Robust and Safe Multi-Agent Reinforcement Learning with Communication for Autonomous Vehicles: From Simulation to Hardware

Deep multi-agent reinforcement learning (MARL) has been demonstrated effectively in simulations for multi-robot problems. For autonomous vehicles, the development of vehicle-to-vehicle (V2V) communication technologies provide opportunities to further enhance system safety. However, zero-shot transfer of simulator-trained MARL policies to dynamic hardware systems remains challenging, and how to leverage communication and shared information for MARL has limited demonstrations on hardware. This problem is challenged by discrepancies between simulated and physical states, system state and model uncertainties, practical shared information design, and the need for safety guarantees in both simulation and hardware. This paper designs RSR-RSMARL, a novel Robust and Safe MARL framework that supports Real-Sim-Real (RSR) policy adaptation for multi-agent systems with communication among agents, with both simulation and hardware demonstrations. RSR-RSMARL leverages state (includes shared state information among agents) and action representations considering real system complexities for MARL formulation. The MARL policy is trained with robust MARL algorithm to enable zero-shot transfer to hardware considering the sim-to-real gap. A safety shield module using Control Barrier Functions (CBFs) provides safety guarantee for each individual agent. Experimental results on 1/10th-scale autonomous vehicles with V2V communication demonstrate the ability of RSR-RSMARL framework to enhance driving safety and coordination across multiple configurations. These findings emphasize the importance of jointly designing robust policy representations and modular safety architectures to enable scalable, generalizable RSR transfer in multi-agent autonomy.

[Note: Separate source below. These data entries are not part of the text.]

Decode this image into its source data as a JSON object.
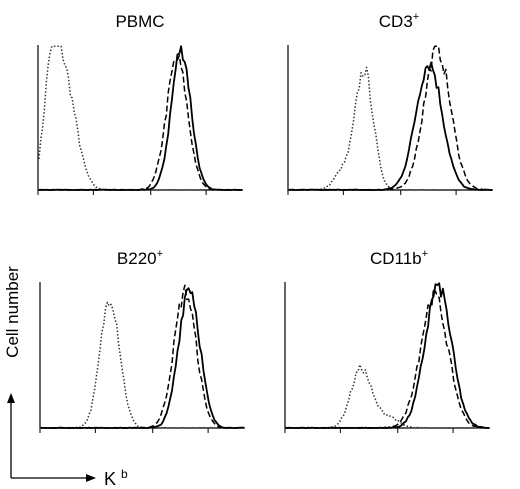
{
  "figure": {
    "ylabel": "Cell number",
    "xlabel_main": "K",
    "xlabel_sup": "b",
    "line_color": "#000000",
    "control_color": "#333333"
  },
  "chart_data": [
    {
      "type": "line",
      "title_main": "PBMC",
      "title_sup": "",
      "series": [
        {
          "style": "dotted",
          "peaks": [
            {
              "center": 0.12,
              "height": 0.82,
              "width": 0.06
            },
            {
              "center": 0.06,
              "height": 0.55,
              "width": 0.035
            }
          ]
        },
        {
          "style": "solid",
          "peaks": [
            {
              "center": 0.7,
              "height": 1.0,
              "width": 0.048
            }
          ]
        },
        {
          "style": "dashed",
          "peaks": [
            {
              "center": 0.68,
              "height": 0.93,
              "width": 0.052
            }
          ]
        }
      ]
    },
    {
      "type": "line",
      "title_main": "CD3",
      "title_sup": "+",
      "series": [
        {
          "style": "dotted",
          "peaks": [
            {
              "center": 0.37,
              "height": 0.85,
              "width": 0.045
            },
            {
              "center": 0.26,
              "height": 0.12,
              "width": 0.04
            }
          ]
        },
        {
          "style": "solid",
          "peaks": [
            {
              "center": 0.69,
              "height": 0.9,
              "width": 0.065
            }
          ]
        },
        {
          "style": "dashed",
          "peaks": [
            {
              "center": 0.73,
              "height": 1.0,
              "width": 0.065
            }
          ]
        }
      ]
    },
    {
      "type": "line",
      "title_main": "B220",
      "title_sup": "+",
      "series": [
        {
          "style": "dotted",
          "peaks": [
            {
              "center": 0.34,
              "height": 0.92,
              "width": 0.048
            }
          ]
        },
        {
          "style": "solid",
          "peaks": [
            {
              "center": 0.73,
              "height": 1.0,
              "width": 0.052
            }
          ]
        },
        {
          "style": "dashed",
          "peaks": [
            {
              "center": 0.71,
              "height": 0.96,
              "width": 0.055
            }
          ]
        }
      ]
    },
    {
      "type": "line",
      "title_main": "CD11b",
      "title_sup": "+",
      "series": [
        {
          "style": "dotted",
          "peaks": [
            {
              "center": 0.37,
              "height": 0.42,
              "width": 0.05
            },
            {
              "center": 0.5,
              "height": 0.08,
              "width": 0.05
            }
          ]
        },
        {
          "style": "solid",
          "peaks": [
            {
              "center": 0.75,
              "height": 1.0,
              "width": 0.065
            }
          ]
        },
        {
          "style": "dashed",
          "peaks": [
            {
              "center": 0.73,
              "height": 0.93,
              "width": 0.068
            }
          ]
        }
      ]
    }
  ]
}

翻译：深度多智能体强化学习（MARL）在多机器人问题的仿真中已被证明是有效的。对于自动驾驶车辆而言，车对车（V2V）通信技术的发展为提升系统安全性提供了新的机遇。然而，将仿真训练的MARL策略零样本迁移到动态硬件系统仍然面临挑战，并且如何利用通信和共享信息进行MARL在硬件上的演示有限。该问题受到仿真与物理状态差异、系统状态与模型不确定性、实际共享信息设计需求，以及在仿真和硬件中均需安全保证的挑战。本文设计了RSR-RSMARL，一种新颖的稳健安全MARL框架，支持具有智能体间通信的多智能体系统进行实-仿-实（RSR）策略适应，并提供了仿真和硬件演示。RSR-RSMARL利用考虑真实系统复杂性的状态（包含智能体间共享状态信息）和动作表征进行MARL建模。MARL策略通过稳健MARL算法训练，以考虑仿真到现实的差距，实现向硬件的零样本迁移。一个使用控制屏障函数（CBFs）的安全防护模块为每个独立智能体提供安全保障。在具有V2V通信的1/10缩比自动驾驶车辆上的实验结果表明，RSR-RSMARL框架能够提升多种配置下的驾驶安全性与协调性。这些发现强调了联合设计稳健的策略表征和模块化安全架构对于实现多智能体自主系统中可扩展、可泛化的RSR迁移的重要性。